The reforms that can proceed immediately are:

  1. Introduce peak and off-peak fares.
  2. Adopt fares that differ by mode.
  3. Appoint an independent advisory body to monitor, review and advise on transport prices. This advisory body would play an important role in monitoring the effects of COVID-19 on travel and how fare reform should proceed in light of significant change.
  4. Abolish the free tram zone to improve safety and access for those who need it most.

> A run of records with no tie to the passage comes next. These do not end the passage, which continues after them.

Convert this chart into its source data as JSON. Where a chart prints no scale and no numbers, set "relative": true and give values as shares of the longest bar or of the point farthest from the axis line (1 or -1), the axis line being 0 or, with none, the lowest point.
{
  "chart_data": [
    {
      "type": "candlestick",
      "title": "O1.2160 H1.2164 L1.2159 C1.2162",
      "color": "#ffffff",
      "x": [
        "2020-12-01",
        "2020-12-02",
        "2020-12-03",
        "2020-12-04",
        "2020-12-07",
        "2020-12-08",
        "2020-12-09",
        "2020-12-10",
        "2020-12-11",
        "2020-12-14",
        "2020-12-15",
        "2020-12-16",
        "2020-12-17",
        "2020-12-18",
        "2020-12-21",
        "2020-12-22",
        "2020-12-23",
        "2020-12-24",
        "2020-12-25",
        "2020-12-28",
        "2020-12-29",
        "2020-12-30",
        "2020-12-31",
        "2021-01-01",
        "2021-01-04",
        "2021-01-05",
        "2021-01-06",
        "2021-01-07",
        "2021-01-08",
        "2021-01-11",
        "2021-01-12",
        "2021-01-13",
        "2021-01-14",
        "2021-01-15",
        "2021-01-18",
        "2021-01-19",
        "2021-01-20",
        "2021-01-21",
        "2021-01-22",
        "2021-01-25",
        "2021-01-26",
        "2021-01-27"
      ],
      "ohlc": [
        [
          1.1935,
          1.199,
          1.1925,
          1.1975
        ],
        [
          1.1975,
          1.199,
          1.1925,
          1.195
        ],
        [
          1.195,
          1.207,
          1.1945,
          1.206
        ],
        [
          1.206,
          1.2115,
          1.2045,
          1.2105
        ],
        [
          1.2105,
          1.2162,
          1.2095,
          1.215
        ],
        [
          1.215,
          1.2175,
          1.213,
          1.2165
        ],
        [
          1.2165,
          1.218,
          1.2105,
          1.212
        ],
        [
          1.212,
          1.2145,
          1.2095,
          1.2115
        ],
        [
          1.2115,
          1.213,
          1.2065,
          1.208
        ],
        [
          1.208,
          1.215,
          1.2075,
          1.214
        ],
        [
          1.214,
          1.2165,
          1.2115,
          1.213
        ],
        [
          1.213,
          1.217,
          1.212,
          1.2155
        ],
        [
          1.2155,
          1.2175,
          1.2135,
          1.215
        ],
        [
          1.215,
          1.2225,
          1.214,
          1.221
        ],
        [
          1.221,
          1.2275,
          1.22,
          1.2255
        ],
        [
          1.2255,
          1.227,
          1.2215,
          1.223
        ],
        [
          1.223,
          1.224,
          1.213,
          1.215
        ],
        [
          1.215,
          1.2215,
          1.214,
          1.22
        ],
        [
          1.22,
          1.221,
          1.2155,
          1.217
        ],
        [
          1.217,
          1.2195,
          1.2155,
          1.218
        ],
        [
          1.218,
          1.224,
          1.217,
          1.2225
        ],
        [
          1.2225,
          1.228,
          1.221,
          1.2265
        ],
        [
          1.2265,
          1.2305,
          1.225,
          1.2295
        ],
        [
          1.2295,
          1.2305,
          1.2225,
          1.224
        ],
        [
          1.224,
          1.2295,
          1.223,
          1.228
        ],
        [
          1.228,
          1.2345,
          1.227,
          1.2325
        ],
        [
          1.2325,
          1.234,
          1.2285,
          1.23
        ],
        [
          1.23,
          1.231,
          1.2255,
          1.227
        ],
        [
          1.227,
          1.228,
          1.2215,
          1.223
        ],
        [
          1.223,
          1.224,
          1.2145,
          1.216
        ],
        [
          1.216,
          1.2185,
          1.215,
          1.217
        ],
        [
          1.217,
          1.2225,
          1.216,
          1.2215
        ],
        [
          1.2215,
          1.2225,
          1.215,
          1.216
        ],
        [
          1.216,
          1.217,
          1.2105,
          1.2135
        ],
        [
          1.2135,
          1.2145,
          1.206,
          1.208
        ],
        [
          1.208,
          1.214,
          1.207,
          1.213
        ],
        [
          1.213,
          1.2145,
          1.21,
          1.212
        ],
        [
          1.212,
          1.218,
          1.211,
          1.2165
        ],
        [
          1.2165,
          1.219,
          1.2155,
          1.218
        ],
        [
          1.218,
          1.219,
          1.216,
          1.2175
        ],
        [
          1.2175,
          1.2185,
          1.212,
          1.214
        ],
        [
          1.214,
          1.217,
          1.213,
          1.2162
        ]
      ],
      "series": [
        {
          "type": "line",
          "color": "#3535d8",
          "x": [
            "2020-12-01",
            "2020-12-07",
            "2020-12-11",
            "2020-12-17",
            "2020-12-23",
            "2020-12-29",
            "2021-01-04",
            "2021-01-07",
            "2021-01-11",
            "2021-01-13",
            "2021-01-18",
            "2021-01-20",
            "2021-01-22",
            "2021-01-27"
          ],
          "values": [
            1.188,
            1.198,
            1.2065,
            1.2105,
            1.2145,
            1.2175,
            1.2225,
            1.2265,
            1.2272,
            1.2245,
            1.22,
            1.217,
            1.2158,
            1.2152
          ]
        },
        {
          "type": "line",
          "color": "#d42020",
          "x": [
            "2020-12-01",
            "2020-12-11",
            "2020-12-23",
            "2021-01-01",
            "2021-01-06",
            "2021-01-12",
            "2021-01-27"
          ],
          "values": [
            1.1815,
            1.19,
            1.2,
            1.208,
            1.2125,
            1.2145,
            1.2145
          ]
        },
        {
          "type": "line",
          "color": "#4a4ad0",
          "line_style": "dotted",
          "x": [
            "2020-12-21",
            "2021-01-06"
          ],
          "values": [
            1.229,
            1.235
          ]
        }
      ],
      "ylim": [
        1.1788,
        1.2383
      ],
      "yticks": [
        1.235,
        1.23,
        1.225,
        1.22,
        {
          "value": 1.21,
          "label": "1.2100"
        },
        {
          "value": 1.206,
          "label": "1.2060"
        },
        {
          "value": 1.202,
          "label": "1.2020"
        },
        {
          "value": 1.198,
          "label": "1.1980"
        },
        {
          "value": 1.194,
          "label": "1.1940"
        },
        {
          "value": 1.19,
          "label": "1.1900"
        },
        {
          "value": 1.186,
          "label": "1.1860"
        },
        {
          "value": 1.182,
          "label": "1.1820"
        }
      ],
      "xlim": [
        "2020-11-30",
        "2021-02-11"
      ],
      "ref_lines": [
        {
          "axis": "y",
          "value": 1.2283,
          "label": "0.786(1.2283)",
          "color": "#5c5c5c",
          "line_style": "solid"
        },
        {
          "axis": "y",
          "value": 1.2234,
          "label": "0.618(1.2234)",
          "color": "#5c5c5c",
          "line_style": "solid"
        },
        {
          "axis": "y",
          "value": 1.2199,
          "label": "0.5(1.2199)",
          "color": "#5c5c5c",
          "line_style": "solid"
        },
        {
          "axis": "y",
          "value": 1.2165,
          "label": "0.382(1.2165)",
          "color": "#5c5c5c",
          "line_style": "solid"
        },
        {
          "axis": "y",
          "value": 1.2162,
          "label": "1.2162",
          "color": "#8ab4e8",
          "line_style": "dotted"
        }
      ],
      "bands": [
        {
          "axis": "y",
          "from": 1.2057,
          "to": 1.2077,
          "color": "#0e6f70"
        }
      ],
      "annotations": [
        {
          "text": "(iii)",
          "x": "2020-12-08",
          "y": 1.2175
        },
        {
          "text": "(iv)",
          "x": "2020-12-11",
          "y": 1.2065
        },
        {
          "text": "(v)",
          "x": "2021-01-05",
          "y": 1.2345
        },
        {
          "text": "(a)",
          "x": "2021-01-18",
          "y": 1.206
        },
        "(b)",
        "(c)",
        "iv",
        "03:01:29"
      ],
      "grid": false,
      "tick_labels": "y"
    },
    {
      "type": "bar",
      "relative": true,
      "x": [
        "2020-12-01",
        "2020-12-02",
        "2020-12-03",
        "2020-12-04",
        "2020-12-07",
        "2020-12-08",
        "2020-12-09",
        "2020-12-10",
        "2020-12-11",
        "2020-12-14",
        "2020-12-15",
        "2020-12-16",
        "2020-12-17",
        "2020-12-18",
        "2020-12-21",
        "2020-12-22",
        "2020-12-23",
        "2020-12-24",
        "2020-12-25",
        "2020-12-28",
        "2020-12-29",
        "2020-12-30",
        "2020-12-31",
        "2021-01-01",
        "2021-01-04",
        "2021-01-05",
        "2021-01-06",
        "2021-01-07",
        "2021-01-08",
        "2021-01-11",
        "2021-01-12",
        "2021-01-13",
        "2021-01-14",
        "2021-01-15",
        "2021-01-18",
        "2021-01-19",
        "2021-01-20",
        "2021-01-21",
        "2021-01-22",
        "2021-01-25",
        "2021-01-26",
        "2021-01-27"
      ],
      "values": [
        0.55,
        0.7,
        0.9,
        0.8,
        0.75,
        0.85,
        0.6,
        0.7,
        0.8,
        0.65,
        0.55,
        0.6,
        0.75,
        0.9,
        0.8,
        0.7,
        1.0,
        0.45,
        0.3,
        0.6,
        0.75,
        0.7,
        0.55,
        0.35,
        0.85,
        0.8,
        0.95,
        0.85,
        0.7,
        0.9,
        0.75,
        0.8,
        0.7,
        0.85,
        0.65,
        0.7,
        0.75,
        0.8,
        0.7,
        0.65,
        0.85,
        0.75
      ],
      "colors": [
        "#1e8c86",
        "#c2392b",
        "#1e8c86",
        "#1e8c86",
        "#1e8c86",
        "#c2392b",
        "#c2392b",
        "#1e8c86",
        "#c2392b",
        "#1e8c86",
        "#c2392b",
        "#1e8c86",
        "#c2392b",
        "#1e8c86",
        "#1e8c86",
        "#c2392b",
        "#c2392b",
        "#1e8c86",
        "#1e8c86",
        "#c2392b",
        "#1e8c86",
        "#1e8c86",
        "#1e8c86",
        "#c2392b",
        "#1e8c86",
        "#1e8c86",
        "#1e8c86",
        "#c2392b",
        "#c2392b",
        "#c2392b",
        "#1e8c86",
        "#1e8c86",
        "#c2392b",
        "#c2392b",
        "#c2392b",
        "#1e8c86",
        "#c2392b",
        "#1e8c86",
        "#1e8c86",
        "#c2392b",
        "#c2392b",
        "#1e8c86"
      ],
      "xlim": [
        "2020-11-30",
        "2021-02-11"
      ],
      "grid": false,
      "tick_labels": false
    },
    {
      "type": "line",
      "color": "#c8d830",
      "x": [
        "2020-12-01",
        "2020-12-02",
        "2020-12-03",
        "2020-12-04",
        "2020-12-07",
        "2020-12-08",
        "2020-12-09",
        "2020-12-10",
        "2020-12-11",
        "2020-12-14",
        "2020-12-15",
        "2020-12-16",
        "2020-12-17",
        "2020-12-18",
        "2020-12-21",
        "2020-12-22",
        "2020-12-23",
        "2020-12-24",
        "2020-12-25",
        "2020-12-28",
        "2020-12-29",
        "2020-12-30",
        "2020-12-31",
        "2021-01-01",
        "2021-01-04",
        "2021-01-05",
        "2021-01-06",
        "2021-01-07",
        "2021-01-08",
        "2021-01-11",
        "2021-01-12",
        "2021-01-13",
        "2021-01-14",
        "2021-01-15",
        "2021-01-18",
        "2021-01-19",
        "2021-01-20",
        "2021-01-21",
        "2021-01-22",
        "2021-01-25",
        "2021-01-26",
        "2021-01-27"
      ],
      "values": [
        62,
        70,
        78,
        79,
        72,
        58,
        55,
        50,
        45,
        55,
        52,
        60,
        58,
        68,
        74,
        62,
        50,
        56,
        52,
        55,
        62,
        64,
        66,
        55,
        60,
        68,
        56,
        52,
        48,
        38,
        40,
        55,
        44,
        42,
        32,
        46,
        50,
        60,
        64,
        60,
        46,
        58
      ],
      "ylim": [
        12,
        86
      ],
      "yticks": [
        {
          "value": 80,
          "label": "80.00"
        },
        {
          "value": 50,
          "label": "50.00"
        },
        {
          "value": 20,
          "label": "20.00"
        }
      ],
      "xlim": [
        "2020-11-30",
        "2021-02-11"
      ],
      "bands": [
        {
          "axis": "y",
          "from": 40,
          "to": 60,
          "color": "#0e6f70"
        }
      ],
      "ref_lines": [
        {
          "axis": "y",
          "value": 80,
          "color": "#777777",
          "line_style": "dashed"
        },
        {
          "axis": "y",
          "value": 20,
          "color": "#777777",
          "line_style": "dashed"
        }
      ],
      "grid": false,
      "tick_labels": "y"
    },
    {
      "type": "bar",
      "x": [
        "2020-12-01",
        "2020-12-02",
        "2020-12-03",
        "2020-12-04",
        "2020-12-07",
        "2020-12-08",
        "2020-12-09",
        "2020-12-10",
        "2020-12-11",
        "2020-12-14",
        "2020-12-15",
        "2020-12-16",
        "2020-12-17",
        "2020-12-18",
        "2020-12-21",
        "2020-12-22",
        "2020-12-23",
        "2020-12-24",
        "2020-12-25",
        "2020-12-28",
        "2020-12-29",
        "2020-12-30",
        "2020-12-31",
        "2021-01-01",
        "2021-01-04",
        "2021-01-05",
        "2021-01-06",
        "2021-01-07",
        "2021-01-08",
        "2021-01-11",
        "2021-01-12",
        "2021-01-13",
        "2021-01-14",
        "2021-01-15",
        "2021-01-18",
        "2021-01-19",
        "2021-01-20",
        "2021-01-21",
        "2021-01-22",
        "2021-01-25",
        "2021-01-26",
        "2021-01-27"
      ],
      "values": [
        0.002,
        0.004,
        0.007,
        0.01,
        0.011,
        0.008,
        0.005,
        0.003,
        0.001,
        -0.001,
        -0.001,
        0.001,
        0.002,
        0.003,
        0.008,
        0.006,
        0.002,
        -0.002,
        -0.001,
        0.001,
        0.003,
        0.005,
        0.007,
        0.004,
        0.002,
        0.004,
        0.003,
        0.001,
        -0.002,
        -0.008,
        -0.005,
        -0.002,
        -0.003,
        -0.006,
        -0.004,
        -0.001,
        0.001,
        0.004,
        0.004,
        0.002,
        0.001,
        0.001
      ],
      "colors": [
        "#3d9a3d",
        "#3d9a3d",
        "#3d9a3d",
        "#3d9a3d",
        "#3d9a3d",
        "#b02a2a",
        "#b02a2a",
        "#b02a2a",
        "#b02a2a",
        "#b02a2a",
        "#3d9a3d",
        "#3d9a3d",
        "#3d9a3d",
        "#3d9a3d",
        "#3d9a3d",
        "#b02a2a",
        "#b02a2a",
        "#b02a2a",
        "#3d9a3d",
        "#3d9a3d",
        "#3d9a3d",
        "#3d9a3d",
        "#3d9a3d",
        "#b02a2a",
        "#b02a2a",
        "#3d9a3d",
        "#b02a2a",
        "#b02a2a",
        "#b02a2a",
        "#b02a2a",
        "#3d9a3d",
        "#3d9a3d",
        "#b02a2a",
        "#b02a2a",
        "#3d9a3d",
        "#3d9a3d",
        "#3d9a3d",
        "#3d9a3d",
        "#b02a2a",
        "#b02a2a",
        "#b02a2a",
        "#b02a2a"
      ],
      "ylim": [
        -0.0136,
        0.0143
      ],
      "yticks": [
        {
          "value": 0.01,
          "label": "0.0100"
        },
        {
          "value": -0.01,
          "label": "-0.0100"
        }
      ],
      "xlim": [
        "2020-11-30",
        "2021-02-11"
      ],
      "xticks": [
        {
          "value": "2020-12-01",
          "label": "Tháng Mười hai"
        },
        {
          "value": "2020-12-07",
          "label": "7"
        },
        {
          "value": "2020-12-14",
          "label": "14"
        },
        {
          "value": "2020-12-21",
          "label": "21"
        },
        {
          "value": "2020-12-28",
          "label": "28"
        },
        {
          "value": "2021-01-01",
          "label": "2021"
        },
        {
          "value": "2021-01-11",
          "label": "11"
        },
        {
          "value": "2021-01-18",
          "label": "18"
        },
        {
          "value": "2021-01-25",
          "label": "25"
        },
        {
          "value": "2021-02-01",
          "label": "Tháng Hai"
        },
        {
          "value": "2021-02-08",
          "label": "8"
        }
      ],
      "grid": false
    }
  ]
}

These reforms could then be followed over the next two years by a set of reforms to fares and ticketing that, in the first instance, provide stronger incentives for travellers to make better use of the system – such as by encouraging the use of currently underused components of the network. Ticketing reforms, such as removing myki Passes would complement the fare reforms and make them more effective, as well as removing inefficient barriers to the use of the public transport system. The equity of the system could also be improved by developing consistent principles for concessions and reviewing and reforming existing concessions.

Reforms that expand how travellers pay for travel are likely to be more complicated and take longer, although we recommend these reforms should occur within two to five years.